1. Technical Field
The present invention relates to a semiconductor device and a method of manufacturing the same and, more particularly, a technology for an LD (Lateral Double Diffused) MOS transistor as a high voltage element employed in a liquid crystal driving IC, etc., for example.
2. Related Art of the Invention
In the LDMOS transistor structure, a new diffusion region is formed by diffusing a different conductivity type impurity into a diffusion region formed on the surface side of a semiconductor substrate, and then a difference in lateral diffusion lengths of these diffusion regions is utilized as an effective channel length. Thus, since a short channel can be formed, the LDMOS transistor is suitable for the low ON-resistance device.
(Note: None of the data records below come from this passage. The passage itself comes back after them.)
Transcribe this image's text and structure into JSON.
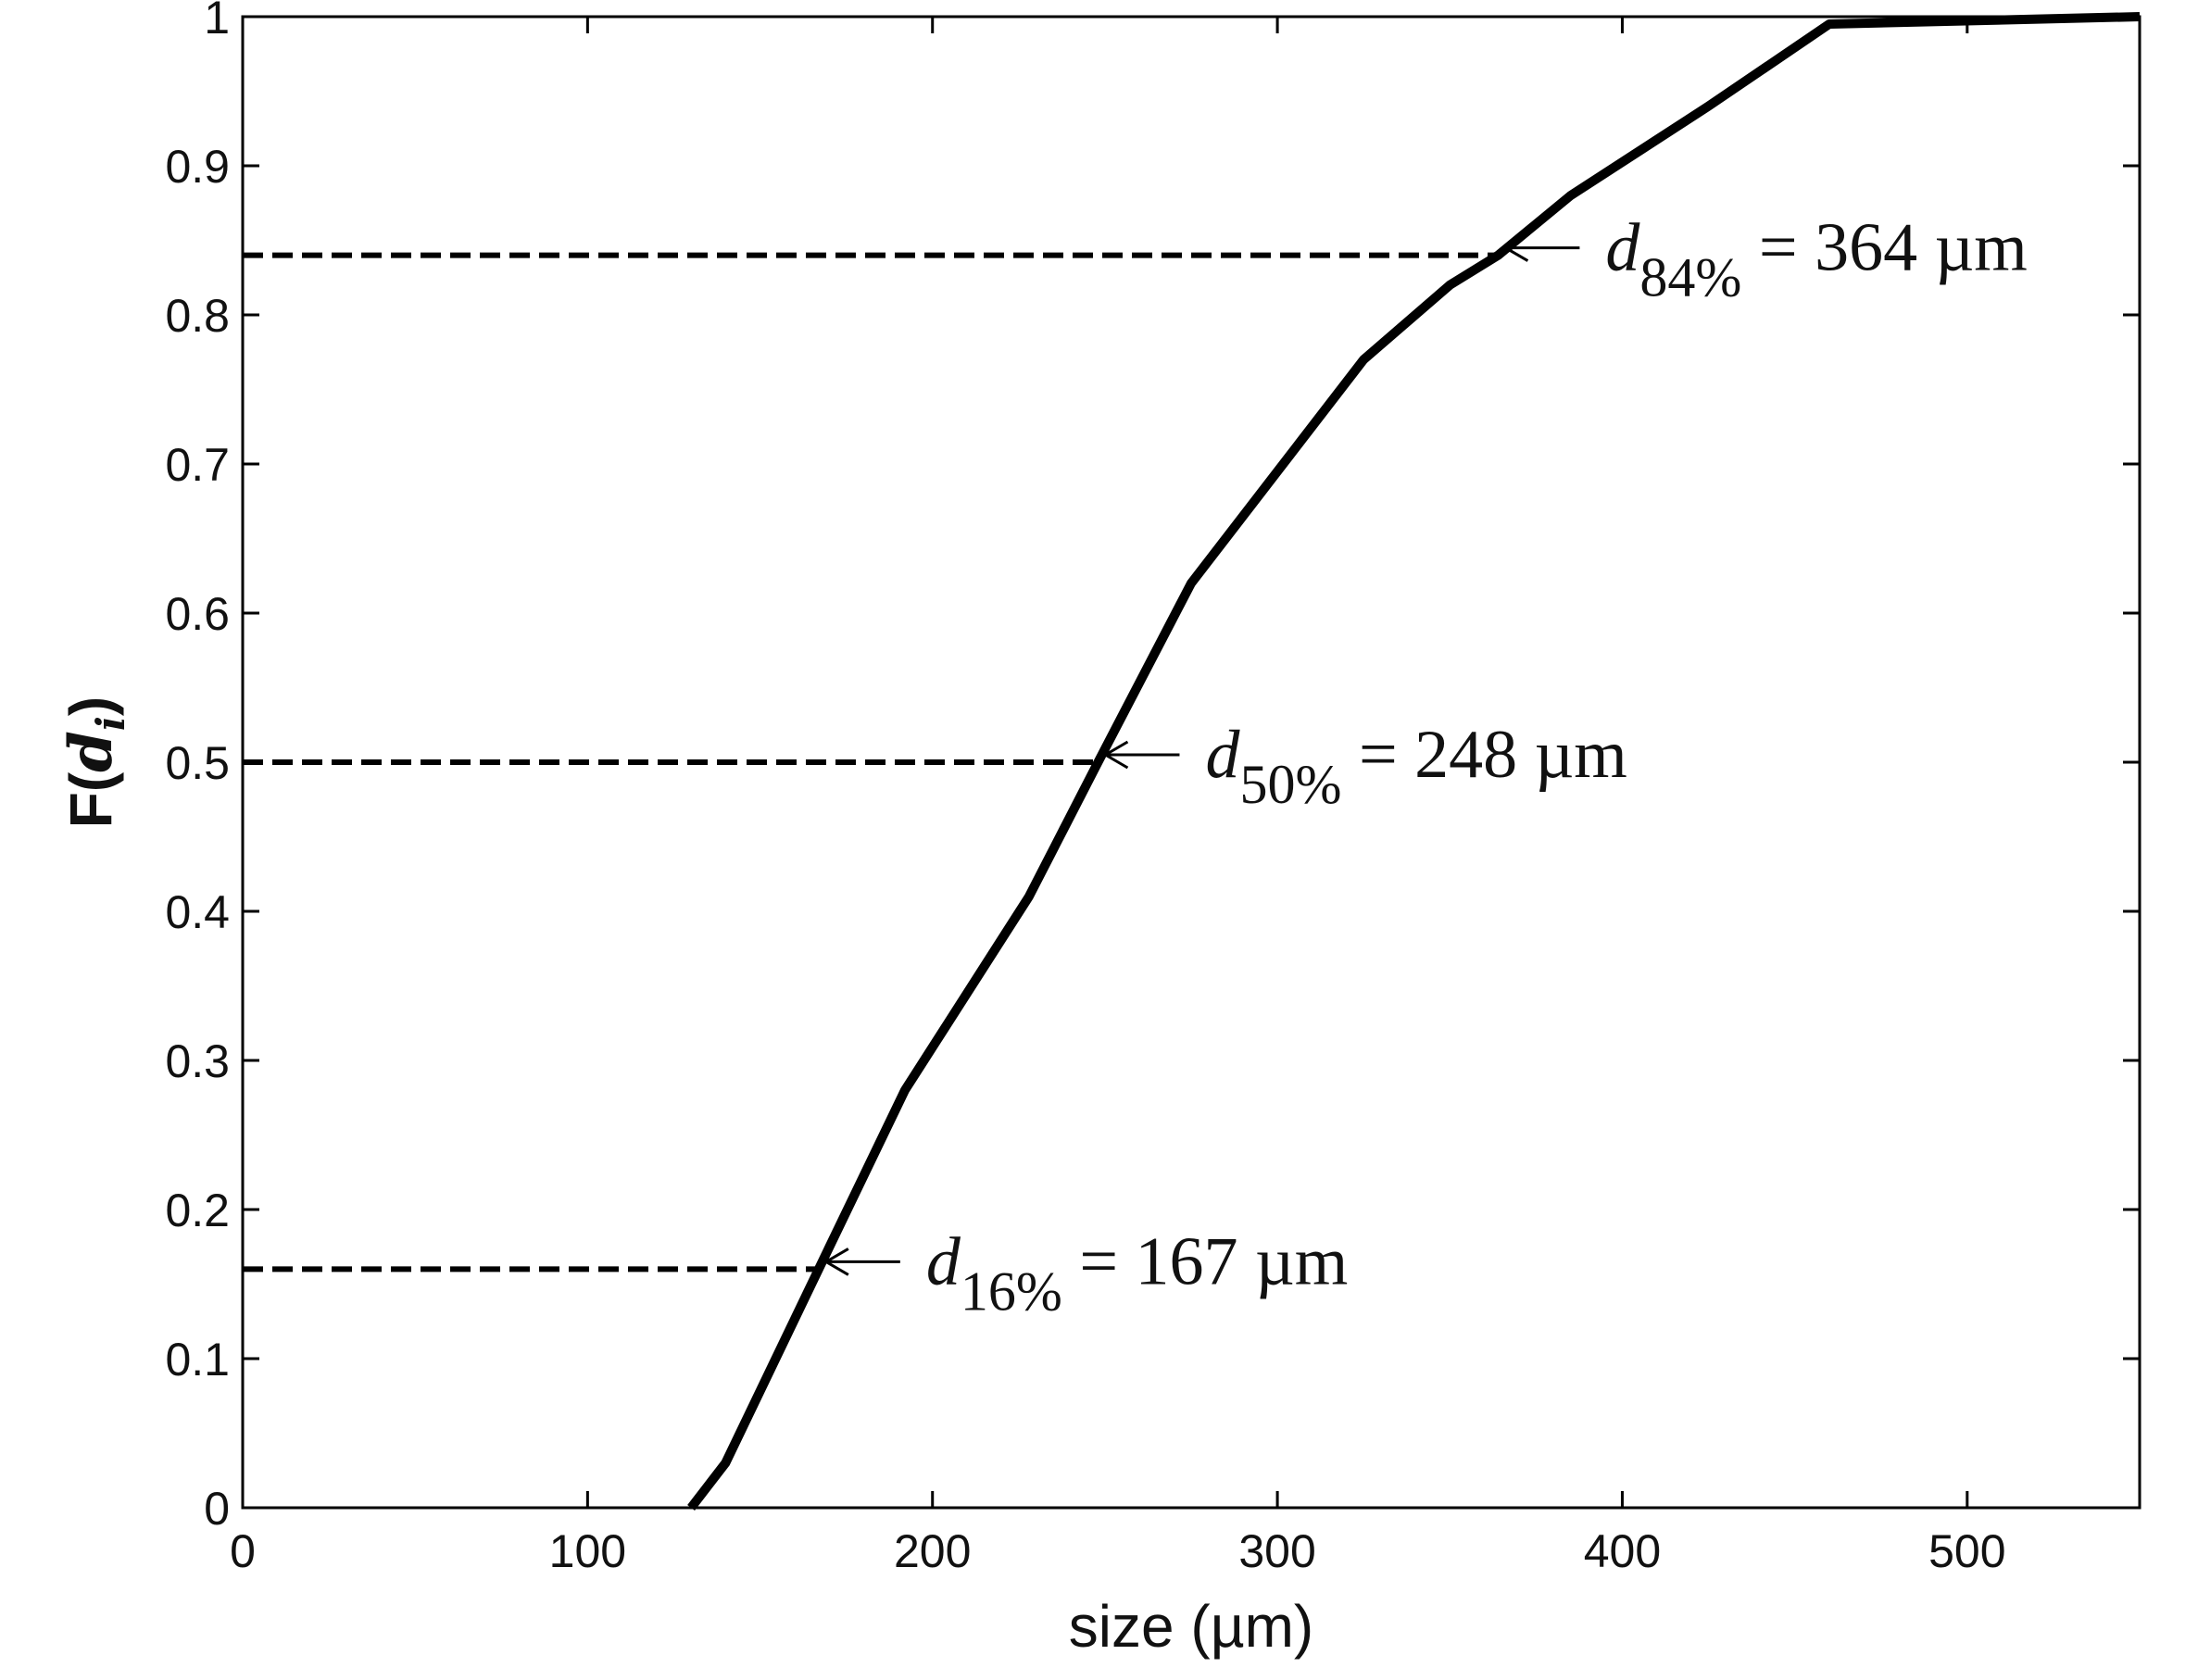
{
  "chart_data": {
    "type": "line",
    "title": "",
    "xlabel": "size (µm)",
    "ylabel": {
      "prefix": "F(",
      "var": "d",
      "sub": "i",
      "suffix": ")"
    },
    "xlim": [
      0,
      550
    ],
    "ylim": [
      0,
      1
    ],
    "x_ticks": [
      0,
      100,
      200,
      300,
      400,
      500
    ],
    "x_tick_labels": [
      "0",
      "100",
      "200",
      "300",
      "400",
      "500"
    ],
    "y_ticks": [
      0,
      0.1,
      0.2,
      0.3,
      0.4,
      0.5,
      0.6,
      0.7,
      0.8,
      0.9,
      1
    ],
    "y_tick_labels": [
      "0",
      "0.1",
      "0.2",
      "0.3",
      "0.4",
      "0.5",
      "0.6",
      "0.7",
      "0.8",
      "0.9",
      "1"
    ],
    "grid": false,
    "series": [
      {
        "x": [
          130,
          140,
          167,
          192,
          228,
          248,
          275,
          325,
          350,
          364,
          385,
          425,
          460,
          550
        ],
        "y": [
          0,
          0.03,
          0.16,
          0.28,
          0.41,
          0.5,
          0.62,
          0.77,
          0.82,
          0.84,
          0.88,
          0.94,
          0.995,
          1.0
        ],
        "color": "#000000",
        "style": "solid"
      }
    ],
    "annotations": [
      {
        "var": "d",
        "sub": "16%",
        "rest": " = 167 µm",
        "x": 167,
        "y": 0.16
      },
      {
        "var": "d",
        "sub": "50%",
        "rest": " = 248 µm",
        "x": 248,
        "y": 0.5
      },
      {
        "var": "d",
        "sub": "84%",
        "rest": " = 364 µm",
        "x": 364,
        "y": 0.84
      }
    ]
  }
}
FIG. 18 is a sectional view showing the LDMOS transistor in the prior art. The N-channel LDMOS transistor structure is shown as an example. In this case, although explanation of the P-channel LDMOS transistor structure is omitted, it is well known that the P-channel LDMOS transistor structure has the similar structure except for the different conductivity type.
In FIG. 18, 1 denotes one conductivity type, e.g., P-type semiconductor substrate, and 2 denotes an N-type well region. A P-type body region 3 is formed in the N-type well region 2, and then an N-type diffusion region 4 is formed in the P-type body region 3. An N-type diffusion region 5 is also formed in the N-type well region 2. A gate electrode 7 is formed on a gate insulating film 6 on the surface of the substrate. A channel region 8 is formed on a surface region of the P-type body region 3 immediately below the gate electrode 7.
Then, the N-type diffusion region 4 acts as a source region, the N-type diffusion region 5 acts as a drain region, and the N-type well region 2 located under a LOCOS oxide film 9A acts as a drift region. Then, 10 and 11 denote a source electrode and a drain electrode respectively, 12 denotes a P-type diffusion region for supplying the potential to the P-type body region 3, and 13 denotes an interlayer insulating film.
In the above LDMOS transistor, since the N-type well region 2 is formed by diffusing the impurity, the impurity concentration of the surface of the N-type well region 2 is increased. Thus, the current is ready to flow through the surface of the N-type well region 2, and also the higher breakdown voltage can be achieved. Then, the LDMOS transistor having such configuration is called a REduced SRface (RESURF) type LDMOS, and a dopant concentration in the drift region of the N-type well region 2 is set to satisfy RESURF conditions. Such technology is disclosed in JPA (Patent Application Publication (KOKAI) Hei) 9-139438, etc.
However, as shown in FIG. 18, since the N-type well region 2 is formed uniformly up to the same depth position, it prevents the higher breakdown voltage and the reduction in ON-resistance.
In addition, as shown in FIG. 20, in the case that a plurality of LDMOS transistors having the above structure are arranged via a element isolation film 9B, the element isolation films 9B to isolate the adjacent transistors are increased in size to thus prevent the higher integration. In other words, the N-type well regions 2 which are positioned adjacently via the element isolation film 9B have the large lateral spread since they are formed by the well-known well diffusion step, and also the depletion layer widely spreads. Hence, the element isolation film 9B needs an L2 (about 10 μm to 30 μm) size, for example.
Further, as shown in FIG. 19A, there is provided a device constituted by the P-channel high breakdown voltage MOS transistor (Pch MOS Tr) and the N-channel LDMOS transistor (Nch DMOS Tr) as a CMOS circuit which can achieve the high breakdown voltage. In this case, as shown in FIG. 19B, in the P-channel high breakdown voltage MOS transistor, an N-type well region 51 is formed on a one conductivity type, e.g., P-type semiconductor substrate 1, then a gate electrode 57 is formed on a surface of the N-type well region 51 via a gate insulating film 56, then P-type low concentration diffusion regions 54A, 54B are formed on a substrate surface layer to be adjacent to the gate electrode 57, and then P-type high concentration diffusion regions 55A, 55B are formed in the P-type diffusion regions 54A, 54B. The P-type diffusion regions 54A, 55A act as a source region, and the P-type diffusion regions 54B, 55B act as a drain region.
Then, the CMOS structure is constructed by such P-channel high breakdown voltage MOS transistor and the foregoing N-channel LDMOS transistor.
However, in the CMOS structure in the prior art the process for manufacturing the N-channel LDMOS transistor cannot be sufficiently used.